30 de jul de 2009

Cinco Anos sem Papai

Parece ontem o dia em que recebi sua ligação – voz doce e serena – que decretava seu estado de saúde possivelmente irreversível. De um lado a irriquietude de um filho inconformado, mas que não encontrava do outro lado da linha além de gratidão a Deus pelos anos que viveu (havia milhares de quilômetros entre Olympia e Recife).

De um lado, medo e quase desespero ao perceber do outro lado da linha a tranqüilidade de coração que apenas Deus pode dar.

Essa foi a tensão da ligação que me fez voar (ainda que mergulhado no oceano amargo da minha dor). Quando cheguei em São Paulo ele havia sido sedado havia poucas horas. As últimas palavras que ouvi foi mesmo aquela corajosa e confiante oração de exaltação ao Criador, quando me disse: “Tive mais do que mereci nessa vida”.

Deus ainda me reservou um grande presente. Como que me ensinando na morte o tanto quanto o fez em vida, entrei com sua Rutinha para orar e ver pela última vez aquilo que vimos com tanta facilidade, ainda que sendo ele, em suas próprias palavras um matuto de Garanhuns. Falo de sua última lágrima, que descrevi nesse soneto abaixo:

Última Lágrima
“... E lhe enxugará do rosto toda lágrima

Aquela lágrima última que escorria
No seu rosto, qual prenúncio de Adeus
Sem palavras, sem olhar, mas eu sabia
Era a hora bendita de meu Deus!

O vimos partindo para casa
Que momento feliz – sim, sem igual
Quando o mundo nesse instante desespera
A saudade para nós é natural...

Uma tristeza temperada com esperança
Aprendemos desde o tempo de criança
Que morrer era lucro – no Senhor!

E aquela última lágrima que escorria
Sem palavras, sem olhar, mas eu sabia
Era o momento derradeiro de sua dor.

Hoje, cinco anos depois, aprendemos a viver sem ele. Seus ensinos ainda nos guiam, pois eram baseados na absoluta verdade da Escritura do Senhor. Sua confiança em passar pela morte também nos ensinou a olhar para essa vida com os olhos fitos na eternidade, onde sabemos que estaremos juntos e desfrutando do infinito por milênios sem fim.

Essa saudade nos serve, sim, para mostrar como os homens (por melhores que sejam) são passageiros; que a vida, por mais fascinante que possa parecer, é como o vapor que passa, pois apenas Deus é Eterno.

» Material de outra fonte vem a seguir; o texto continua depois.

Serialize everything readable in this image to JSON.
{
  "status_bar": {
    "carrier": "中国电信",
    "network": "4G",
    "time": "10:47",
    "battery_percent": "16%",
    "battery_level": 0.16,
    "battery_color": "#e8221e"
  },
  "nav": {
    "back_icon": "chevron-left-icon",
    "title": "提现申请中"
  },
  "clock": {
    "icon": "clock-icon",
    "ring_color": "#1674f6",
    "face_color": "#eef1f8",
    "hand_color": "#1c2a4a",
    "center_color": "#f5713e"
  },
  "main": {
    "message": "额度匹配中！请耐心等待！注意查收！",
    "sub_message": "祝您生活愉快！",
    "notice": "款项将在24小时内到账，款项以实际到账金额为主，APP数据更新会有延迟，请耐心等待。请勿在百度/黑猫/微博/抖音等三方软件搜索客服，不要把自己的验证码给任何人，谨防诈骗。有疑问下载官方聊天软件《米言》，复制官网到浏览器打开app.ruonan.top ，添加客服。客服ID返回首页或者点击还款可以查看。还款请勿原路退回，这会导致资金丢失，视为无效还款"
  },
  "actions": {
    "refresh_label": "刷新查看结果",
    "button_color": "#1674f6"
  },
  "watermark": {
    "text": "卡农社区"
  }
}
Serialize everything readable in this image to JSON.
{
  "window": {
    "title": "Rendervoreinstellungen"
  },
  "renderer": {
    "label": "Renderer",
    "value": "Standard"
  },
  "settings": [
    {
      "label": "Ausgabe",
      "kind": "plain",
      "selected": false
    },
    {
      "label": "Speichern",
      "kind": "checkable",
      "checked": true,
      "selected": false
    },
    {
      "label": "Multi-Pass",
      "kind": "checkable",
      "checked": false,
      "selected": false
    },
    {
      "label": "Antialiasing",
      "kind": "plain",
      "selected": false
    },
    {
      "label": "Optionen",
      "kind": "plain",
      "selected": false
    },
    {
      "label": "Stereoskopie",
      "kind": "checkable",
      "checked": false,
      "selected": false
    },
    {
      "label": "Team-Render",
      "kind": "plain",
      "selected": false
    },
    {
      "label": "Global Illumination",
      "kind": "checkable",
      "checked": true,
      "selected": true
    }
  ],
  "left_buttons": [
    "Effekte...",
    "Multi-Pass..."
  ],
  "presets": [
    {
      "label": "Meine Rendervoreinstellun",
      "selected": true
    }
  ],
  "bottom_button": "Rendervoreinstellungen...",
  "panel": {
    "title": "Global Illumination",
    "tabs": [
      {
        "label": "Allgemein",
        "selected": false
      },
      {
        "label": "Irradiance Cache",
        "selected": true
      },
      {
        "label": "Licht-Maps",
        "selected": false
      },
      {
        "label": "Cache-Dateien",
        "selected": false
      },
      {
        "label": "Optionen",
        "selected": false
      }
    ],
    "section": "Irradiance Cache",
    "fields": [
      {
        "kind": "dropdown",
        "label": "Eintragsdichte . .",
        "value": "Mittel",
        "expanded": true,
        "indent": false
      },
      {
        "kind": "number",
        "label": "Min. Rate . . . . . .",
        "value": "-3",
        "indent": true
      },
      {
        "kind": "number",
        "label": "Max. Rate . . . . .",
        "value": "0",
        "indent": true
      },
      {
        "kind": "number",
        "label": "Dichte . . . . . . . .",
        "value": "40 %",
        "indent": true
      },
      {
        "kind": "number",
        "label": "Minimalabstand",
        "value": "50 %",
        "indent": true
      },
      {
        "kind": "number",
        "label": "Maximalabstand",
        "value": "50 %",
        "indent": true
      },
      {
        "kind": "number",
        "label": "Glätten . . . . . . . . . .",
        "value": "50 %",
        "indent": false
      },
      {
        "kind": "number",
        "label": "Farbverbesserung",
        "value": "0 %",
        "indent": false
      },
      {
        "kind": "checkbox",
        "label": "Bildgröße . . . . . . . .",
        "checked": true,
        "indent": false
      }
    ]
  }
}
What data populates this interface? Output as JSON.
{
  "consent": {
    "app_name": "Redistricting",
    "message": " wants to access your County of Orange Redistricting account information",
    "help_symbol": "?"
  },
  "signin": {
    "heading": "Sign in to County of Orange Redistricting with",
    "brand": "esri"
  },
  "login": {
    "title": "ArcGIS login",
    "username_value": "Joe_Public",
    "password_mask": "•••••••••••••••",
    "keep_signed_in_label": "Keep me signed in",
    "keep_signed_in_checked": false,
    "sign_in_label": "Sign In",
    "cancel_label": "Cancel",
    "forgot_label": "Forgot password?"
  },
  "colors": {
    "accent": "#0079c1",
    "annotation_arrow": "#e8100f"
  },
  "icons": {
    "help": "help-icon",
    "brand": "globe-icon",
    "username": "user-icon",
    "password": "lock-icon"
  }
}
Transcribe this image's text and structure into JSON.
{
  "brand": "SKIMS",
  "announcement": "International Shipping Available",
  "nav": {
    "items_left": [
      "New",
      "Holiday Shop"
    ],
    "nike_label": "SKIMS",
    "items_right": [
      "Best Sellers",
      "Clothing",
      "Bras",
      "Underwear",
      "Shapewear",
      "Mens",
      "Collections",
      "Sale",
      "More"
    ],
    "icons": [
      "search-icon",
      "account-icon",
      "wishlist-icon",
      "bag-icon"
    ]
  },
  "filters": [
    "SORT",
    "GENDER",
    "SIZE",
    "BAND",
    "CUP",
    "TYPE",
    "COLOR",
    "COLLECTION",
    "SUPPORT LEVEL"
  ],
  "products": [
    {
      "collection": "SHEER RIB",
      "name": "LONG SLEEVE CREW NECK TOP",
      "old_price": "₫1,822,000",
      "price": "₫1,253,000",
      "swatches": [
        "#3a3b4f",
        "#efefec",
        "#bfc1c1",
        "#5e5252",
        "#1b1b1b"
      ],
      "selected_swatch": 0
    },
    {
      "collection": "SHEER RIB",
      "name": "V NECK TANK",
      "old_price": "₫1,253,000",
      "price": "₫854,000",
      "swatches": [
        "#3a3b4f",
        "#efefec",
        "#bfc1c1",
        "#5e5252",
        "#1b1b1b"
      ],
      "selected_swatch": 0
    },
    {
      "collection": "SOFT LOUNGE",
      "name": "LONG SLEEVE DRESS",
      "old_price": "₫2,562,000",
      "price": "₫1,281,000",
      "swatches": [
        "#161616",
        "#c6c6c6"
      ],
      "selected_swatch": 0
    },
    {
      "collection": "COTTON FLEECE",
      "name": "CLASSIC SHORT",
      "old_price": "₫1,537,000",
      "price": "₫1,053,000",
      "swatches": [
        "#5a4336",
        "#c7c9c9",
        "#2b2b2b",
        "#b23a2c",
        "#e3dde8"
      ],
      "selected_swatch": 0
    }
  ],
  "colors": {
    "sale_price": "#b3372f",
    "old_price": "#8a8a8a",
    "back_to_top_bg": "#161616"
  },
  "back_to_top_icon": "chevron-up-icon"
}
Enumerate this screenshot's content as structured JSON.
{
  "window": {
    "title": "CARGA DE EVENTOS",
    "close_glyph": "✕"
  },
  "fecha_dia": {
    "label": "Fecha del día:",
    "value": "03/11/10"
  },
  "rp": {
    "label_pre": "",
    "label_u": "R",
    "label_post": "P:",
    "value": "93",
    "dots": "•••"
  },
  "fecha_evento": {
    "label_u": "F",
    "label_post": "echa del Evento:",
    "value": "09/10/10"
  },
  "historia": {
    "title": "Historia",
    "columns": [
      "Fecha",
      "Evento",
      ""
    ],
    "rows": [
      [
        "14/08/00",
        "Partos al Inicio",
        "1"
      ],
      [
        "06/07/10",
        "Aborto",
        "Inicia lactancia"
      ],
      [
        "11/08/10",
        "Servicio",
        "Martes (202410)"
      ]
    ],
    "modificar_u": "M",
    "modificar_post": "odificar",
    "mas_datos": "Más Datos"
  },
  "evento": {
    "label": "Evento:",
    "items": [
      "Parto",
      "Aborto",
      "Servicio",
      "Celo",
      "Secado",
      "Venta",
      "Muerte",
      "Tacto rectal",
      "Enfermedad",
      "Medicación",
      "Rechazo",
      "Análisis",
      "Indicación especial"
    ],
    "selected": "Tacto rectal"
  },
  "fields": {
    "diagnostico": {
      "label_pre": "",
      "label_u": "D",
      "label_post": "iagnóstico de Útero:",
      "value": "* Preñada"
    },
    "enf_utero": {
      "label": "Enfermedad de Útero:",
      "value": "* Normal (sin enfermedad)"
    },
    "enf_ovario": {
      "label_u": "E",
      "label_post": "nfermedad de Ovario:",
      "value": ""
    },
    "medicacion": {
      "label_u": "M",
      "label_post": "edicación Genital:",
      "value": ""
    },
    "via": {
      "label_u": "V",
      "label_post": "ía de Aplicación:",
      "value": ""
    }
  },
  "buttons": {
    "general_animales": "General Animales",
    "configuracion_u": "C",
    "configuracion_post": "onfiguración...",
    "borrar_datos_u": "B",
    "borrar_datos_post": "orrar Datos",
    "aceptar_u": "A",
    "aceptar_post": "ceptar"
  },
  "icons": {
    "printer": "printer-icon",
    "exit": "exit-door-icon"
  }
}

Foi um amigo seu que falando conosco disse uma frase que o descreveu como peregrino ao dizer de papai: “ele passou por aqui e não perdeu a viagem”. Nessa passagem, ele deixou saudades que também tentei descrever em poesia:

Ocaso de Saudade
“... As coisas findas, muito mais que lindas, essas ficarão” (Drummond)

Lindo ocaso enebriante
Colorido brilhante e sedutor
Nobres raios dourando o horizonte
Culpam o homem perante o Criador!

Não parece o Sol em brasa viva?
Eis que agora queima em outra direção
Mas deixou sua chama no meu peito
Esquentando, em lembrança, o coração

Esse ocaso, esse fogo, essa lembrança
Faz que caiam lágrimas de criança
Que esqueceu, assim, de não crescer

E agora, descrescida a alegria
Esperando logo a luz de um novo dia
E aguardando mesmo a hora de morrer

Hoje, olhando para trás, podemos ver a mão de Deus o levando na hora certa para casa, nos deixando aqui, pois ainda tínhamos tanto para crescer. O que nos resta é voltar aos olhos para Deus e agradecer pelo grande homem que colocou em nossas vidas, por tantos ensinamentos que Deus usou a sua instrumentalidade para nos repassar.

Ele me ensinou a teologia prática de confiar em Deus em toda e qualquer situação, de tributar-lhe glória por todo e qualquer acontecimento e de lhe ser grato por toda e qualquer providência. Por isso, cinco anos depois, temos confiança de que Deus o levou na hora certa, glorificamos a Deus por tudo o que fez e agradecemos porque há esse tempo, aprendemos com sua morte sobre aquele que vive: Jesus.